Ofcom today revealed it intends to auction off valuable radio spectrum which will be freed-up following the switchover to digital television.
Britain's media regulator confirmed the sell-off of the so-called "digital dividend" is due to take place in 2009.
The spectrum is in the sought-after UHF band currently used by terrestrial television broadcasters, with Ofcom revealing transmissions within the band cover large geographical areas with relatively few transmitters and also penetrate buildings.
"This makes the digital dividend the highest quality spectrum likely to be released in the UK in the next ten or 20 years," the media watchdog stressed in a statement.
Ofcom says demand for spectrum is continually growing as a result of changes to technology and consumer trends.

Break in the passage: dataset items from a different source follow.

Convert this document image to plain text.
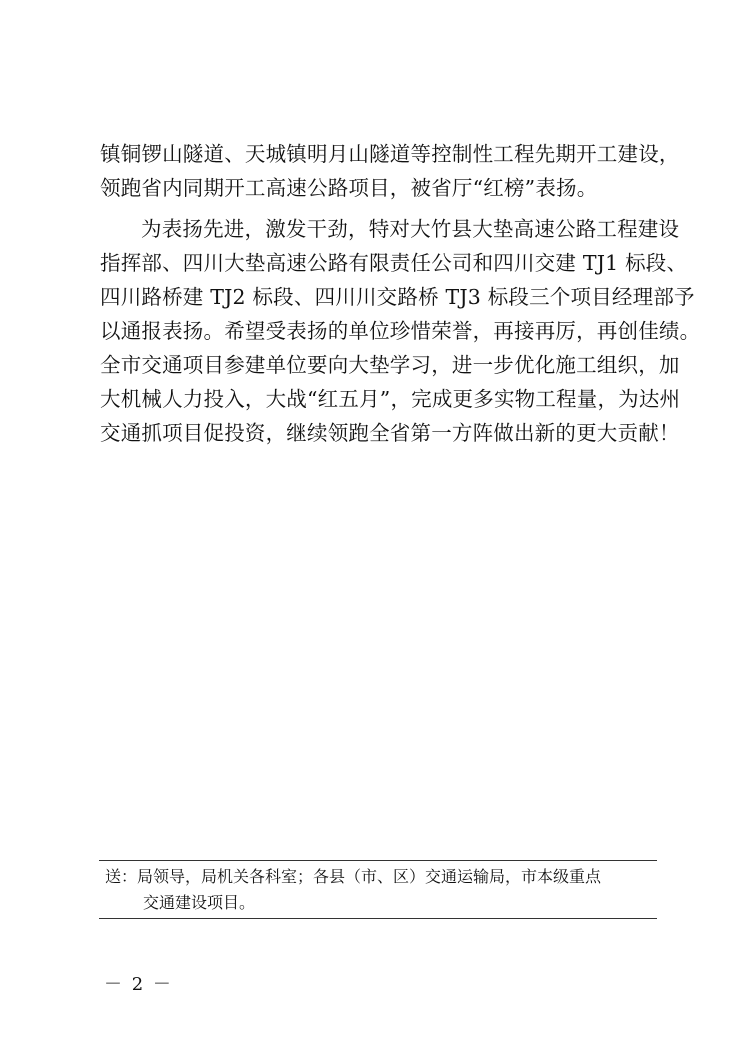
镇铜锣山隧道、天城镇明月山隧道等控制性工程先期开工建设，
领跑省内同期开工高速公路项目，被省厅“红榜”表扬。
为表扬先进，激发干劲，特对大竹县大垫高速公路工程建设
指挥部、四川大垫高速公路有限责任公司和四川交建 TJ1 标段、
四川路桥建 TJ2 标段、四川川交路桥 TJ3 标段三个项目经理部予
以通报表扬。希望受表扬的单位珍惜荣誉，再接再厉，再创佳绩。
全市交通项目参建单位要向大垫学习，进一步优化施工组织，加
大机械人力投入，大战“红五月”，完成更多实物工程量，为达州
交通抓项目促投资，继续领跑全省第一方阵做出新的更大贡献！
送：局领导，局机关各科室；各县（市、区）交通运输局，市本级重点
交通建设项目。
－ 2 －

The spectrum which will be auctioned off is suitable to support several services, including ultra-fast wireless broadband, mobile television, additional digital TV channels and local television, according to the organisation.

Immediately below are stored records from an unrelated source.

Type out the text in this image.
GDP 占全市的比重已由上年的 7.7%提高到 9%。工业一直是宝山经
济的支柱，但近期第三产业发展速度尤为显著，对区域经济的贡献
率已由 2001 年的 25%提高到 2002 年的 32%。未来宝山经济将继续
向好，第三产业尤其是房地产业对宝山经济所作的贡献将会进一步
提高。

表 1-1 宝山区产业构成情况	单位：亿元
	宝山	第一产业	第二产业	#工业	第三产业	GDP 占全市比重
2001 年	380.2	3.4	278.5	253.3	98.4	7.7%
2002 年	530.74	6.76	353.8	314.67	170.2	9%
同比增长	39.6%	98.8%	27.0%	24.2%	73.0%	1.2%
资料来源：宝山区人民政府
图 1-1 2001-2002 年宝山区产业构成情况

But one part of the spectrum will be reserved for the use of wireless microphones within the programme-making and special events sector, Ofcom confirmed.
The regulator said there was a "compelling case" for part of the spectrum to be set aside, revealing it would hold a "beauty contest" over which relevant parties would be awarded bandwidth.

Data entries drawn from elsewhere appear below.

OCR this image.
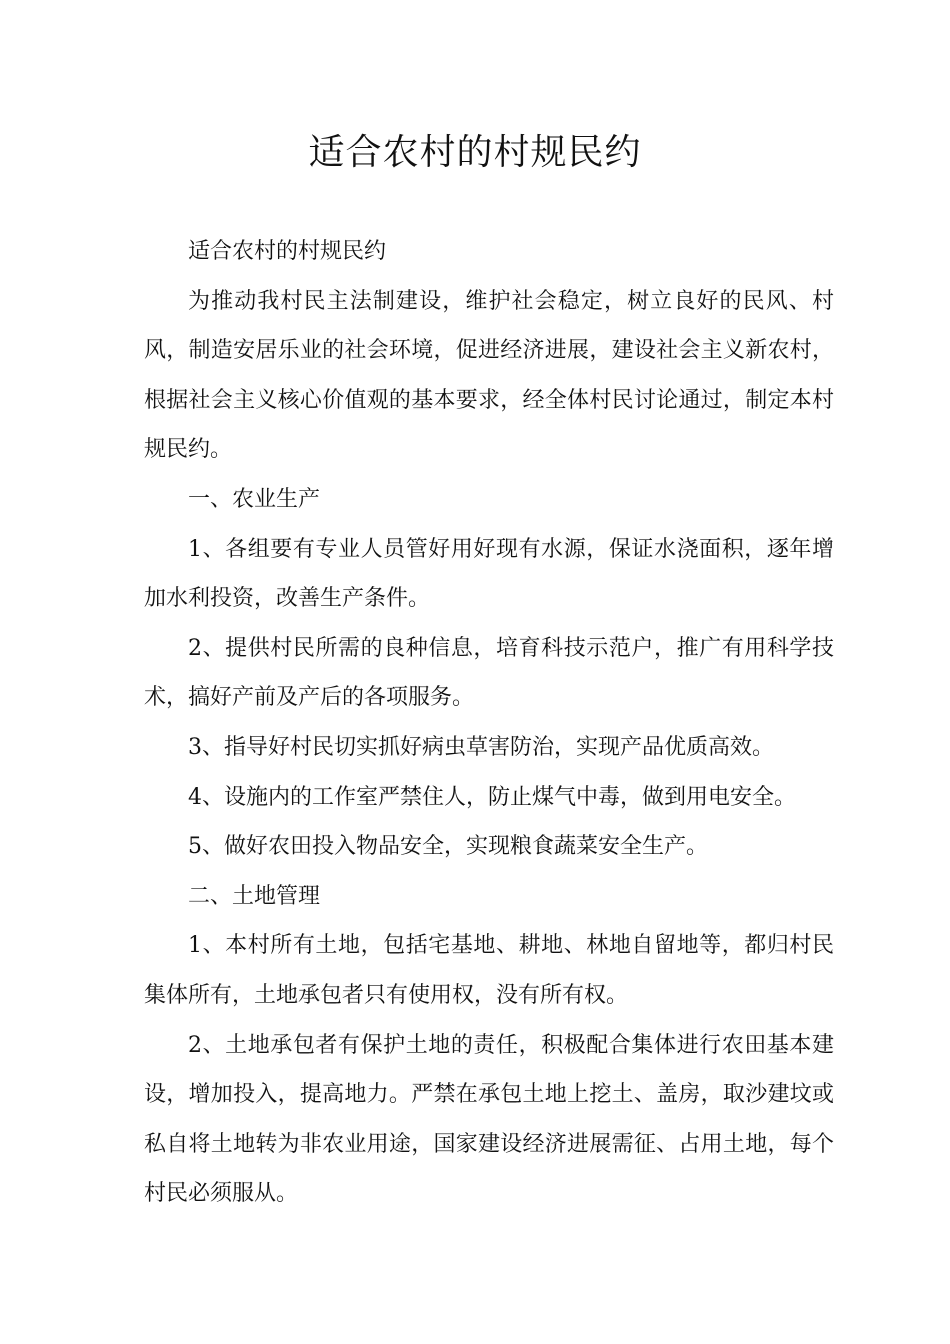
适合农村的村规民约

适合农村的村规民约

为推动我村民主法制建设，维护社会稳定，树立良好的民风、村风，制造安居乐业的社会环境，促进经济进展，建设社会主义新农村，根据社会主义核心价值观的基本要求，经全体村民讨论通过，制定本村规民约。

一、农业生产

1、各组要有专业人员管好用好现有水源，保证水浇面积，逐年增加水利投资，改善生产条件。

2、提供村民所需的良种信息，培育科技示范户，推广有用科学技术，搞好产前及产后的各项服务。

3、指导好村民切实抓好病虫草害防治，实现产品优质高效。

4、设施内的工作室严禁住人，防止煤气中毒，做到用电安全。

5、做好农田投入物品安全，实现粮食蔬菜安全生产。

二、土地管理

1、本村所有土地，包括宅基地、耕地、林地自留地等，都归村民集体所有，土地承包者只有使用权，没有所有权。

2、土地承包者有保护土地的责任，积极配合集体进行农田基本建设，增加投入，提高地力。严禁在承包土地上挖土、盖房，取沙建坟或私自将土地转为非农业用途，国家建设经济进展需征、占用土地，每个村民必须服从。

Concerns had previously been expressed that if spectrum was not reserved for such use, key events such as the 2012 London Olympics could be affected. Ofcom is anticipating huge demand for radio spectrum from both the media and event officials during the games.
Commenting on the planned auction, Ofcom chief executive Ed Richards said: "The digital dividend will be one of the most significant and valuable spectrum releases in the UK for 20 years.
"We can expect the benefits of the digital dividend to include more choice, fresh competition and technological innovation," he added.